Music Notes for St. Michael and All Angels — September 29, 2024
Alleluyas – Simon Preston (1938-2022)
Click to watch video on Youtube.
English concert organist Simon Preston was a chorister at King’s college, Cambridge, under Boris Ord and the Organ Scholar under David Willcocks. He was appointed sub-organist at Westminster Abbey in 1962, a post he held until 1967. He returned as Organist & Master of the Choristers in 1981, after eleven years at Christ Church Cathedral, Oxford. His published output is small but contains some very effective short choral works and a handful of pieces for the organ. The earliest of these is Alleluyas, this Sunday’s organ postlude in church, which appeared in an anthology of new organ compositions in 1965. Its extrovert style reflects something of his character as a performer and it is clearly influenced by the music of Olivier Messiaen.

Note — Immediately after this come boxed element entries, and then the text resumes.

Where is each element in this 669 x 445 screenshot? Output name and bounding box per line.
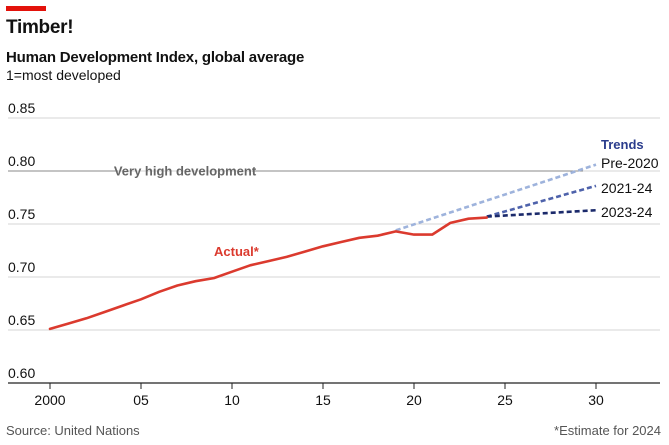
trend-line: [486, 208, 597, 218]
trend-label: Pre-2020: [601, 155, 659, 171]
y-tick-label: 0.65: [8, 312, 35, 328]
x-tick-label: 25: [497, 392, 513, 408]
series-label-actual: Actual*: [214, 244, 260, 259]
x-tick-label: 05: [133, 392, 149, 408]
x-tick-label: 15: [315, 392, 331, 408]
accent-bar: [6, 6, 46, 11]
y-tick-label: 0.75: [8, 206, 35, 222]
reference-line-label: Very high development: [114, 164, 257, 179]
x-tick-label: 20: [406, 392, 422, 408]
chart-subtitle: Human Development Index, global average: [6, 49, 305, 66]
series-line-actual: [48, 216, 489, 331]
chart-subnote: 1=most developed: [6, 67, 121, 83]
trend-line: [395, 163, 597, 232]
trend-line: [486, 184, 597, 218]
y-tick-label: 0.85: [8, 100, 35, 116]
y-tick-label: 0.80: [8, 153, 35, 169]
chart-title: Timber!: [6, 17, 74, 38]
trends-legend-title: Trends: [601, 137, 644, 152]
y-tick-label: 0.60: [8, 365, 35, 381]
x-tick-label: 2000: [34, 392, 65, 408]
trend-label: 2021-24: [601, 180, 653, 196]
footnote: *Estimate for 2024: [554, 423, 661, 438]
x-tick-label: 30: [588, 392, 604, 408]
trend-label: 2023-24: [601, 204, 653, 220]
y-tick-label: 0.70: [8, 259, 35, 275]
source-note: Source: United Nations: [6, 423, 140, 438]
x-tick-label: 10: [224, 392, 240, 408]
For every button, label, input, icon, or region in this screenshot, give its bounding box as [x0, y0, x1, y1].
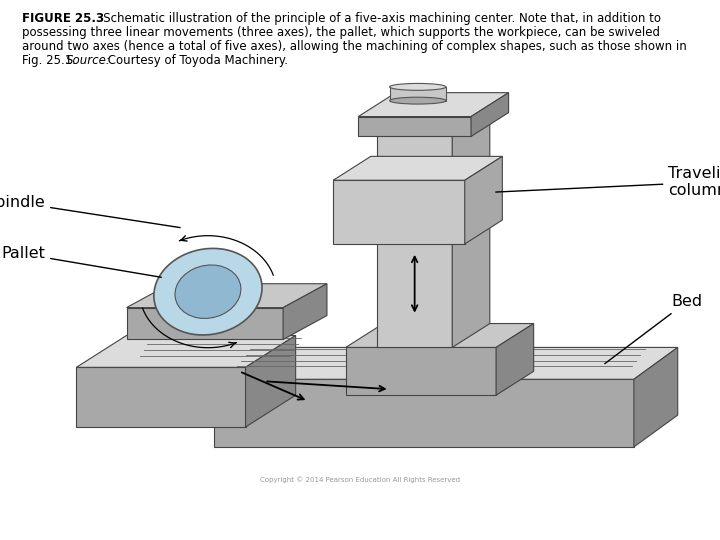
Polygon shape	[359, 117, 471, 137]
Text: All rights reserved.: All rights reserved.	[515, 521, 598, 530]
Polygon shape	[496, 323, 534, 395]
Polygon shape	[215, 379, 634, 447]
Polygon shape	[452, 109, 490, 347]
Text: Source:: Source:	[66, 53, 111, 66]
Polygon shape	[377, 109, 490, 129]
Polygon shape	[346, 347, 496, 395]
Polygon shape	[283, 284, 327, 340]
Text: FIGURE 25.3: FIGURE 25.3	[22, 12, 104, 25]
Polygon shape	[333, 157, 503, 180]
Polygon shape	[127, 284, 327, 308]
Polygon shape	[333, 180, 465, 244]
Ellipse shape	[390, 97, 446, 104]
Text: Spindle: Spindle	[0, 194, 180, 227]
Text: around two axes (hence a total of five axes), allowing the machining of complex : around two axes (hence a total of five a…	[22, 40, 686, 53]
Text: Fig. 25.1.: Fig. 25.1.	[22, 53, 79, 66]
Ellipse shape	[390, 84, 446, 90]
Polygon shape	[359, 93, 508, 117]
Polygon shape	[215, 347, 678, 379]
Text: PEARSON: PEARSON	[600, 507, 709, 525]
Text: Copyright © 2014 Pearson Education All Rights Reserved: Copyright © 2014 Pearson Education All R…	[260, 476, 460, 483]
Polygon shape	[76, 335, 296, 367]
Polygon shape	[634, 347, 678, 447]
Bar	[390, 87, 446, 100]
Ellipse shape	[175, 265, 241, 319]
Text: Serope Kalpakjian | Steven R. Schmid: Serope Kalpakjian | Steven R. Schmid	[192, 521, 356, 530]
Text: Copyright © 2014 by Pearson Education, Inc.: Copyright © 2014 by Pearson Education, I…	[515, 503, 712, 512]
Text: ALWAYS LEARNING: ALWAYS LEARNING	[11, 511, 111, 520]
Polygon shape	[377, 129, 452, 347]
Text: possessing three linear movements (three axes), the pallet, which supports the w: possessing three linear movements (three…	[22, 26, 660, 39]
Text: Courtesy of Toyoda Machinery.: Courtesy of Toyoda Machinery.	[104, 53, 288, 66]
Polygon shape	[346, 323, 534, 347]
Polygon shape	[471, 93, 508, 137]
Polygon shape	[76, 367, 246, 427]
Text: Traveling
column: Traveling column	[496, 166, 720, 198]
Ellipse shape	[154, 248, 262, 335]
Text: Manufacturing Engineering and Technology, Seventh Edition: Manufacturing Engineering and Technology…	[143, 503, 405, 512]
Polygon shape	[465, 157, 503, 244]
Text: Pallet: Pallet	[1, 246, 161, 278]
Text: Schematic illustration of the principle of a five-axis machining center. Note th: Schematic illustration of the principle …	[92, 12, 661, 25]
Polygon shape	[246, 335, 296, 427]
Polygon shape	[127, 308, 283, 340]
Text: Bed: Bed	[605, 294, 703, 363]
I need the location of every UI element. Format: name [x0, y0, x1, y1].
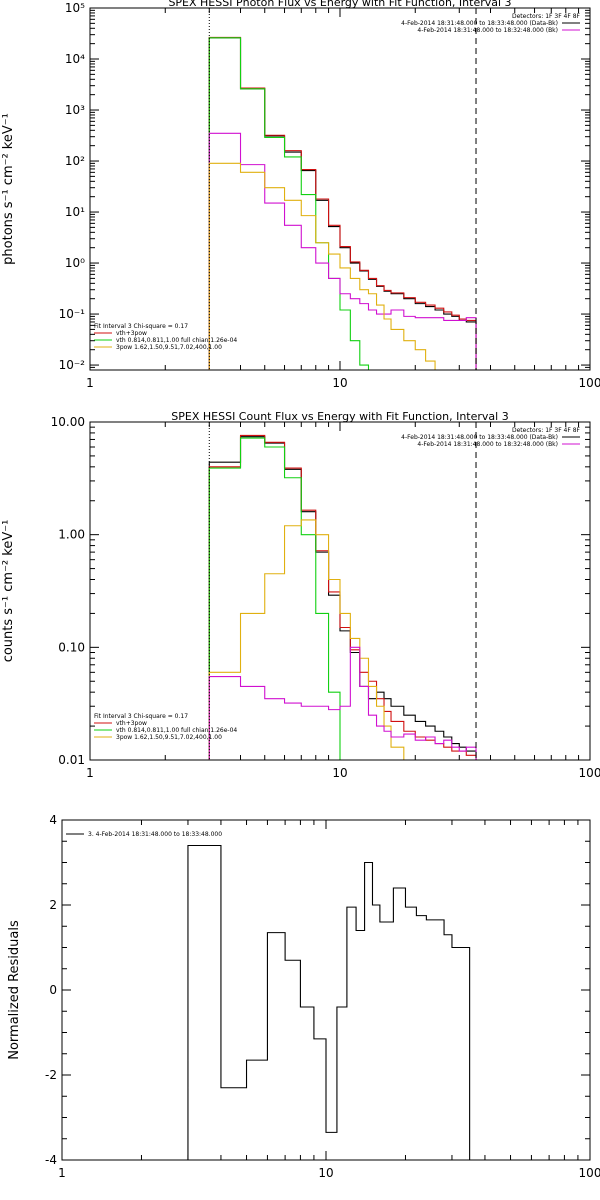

After the initial improvisatory gesture, Alleluyas is built from the juxtaposition of two contrasting ideas—the one fast and spikily rhythmic, the other a series of richly scored jazzy chords. The piece is headed by a quotation from the Liturgy of St James:
At his feet the six-winged Seraph;
Cherubim with sleepless eye,
Veil their faces to the presence,
as with ceaseless voice they cry:
“Alleluya, Alleluya, Alleluya, Lord most high.”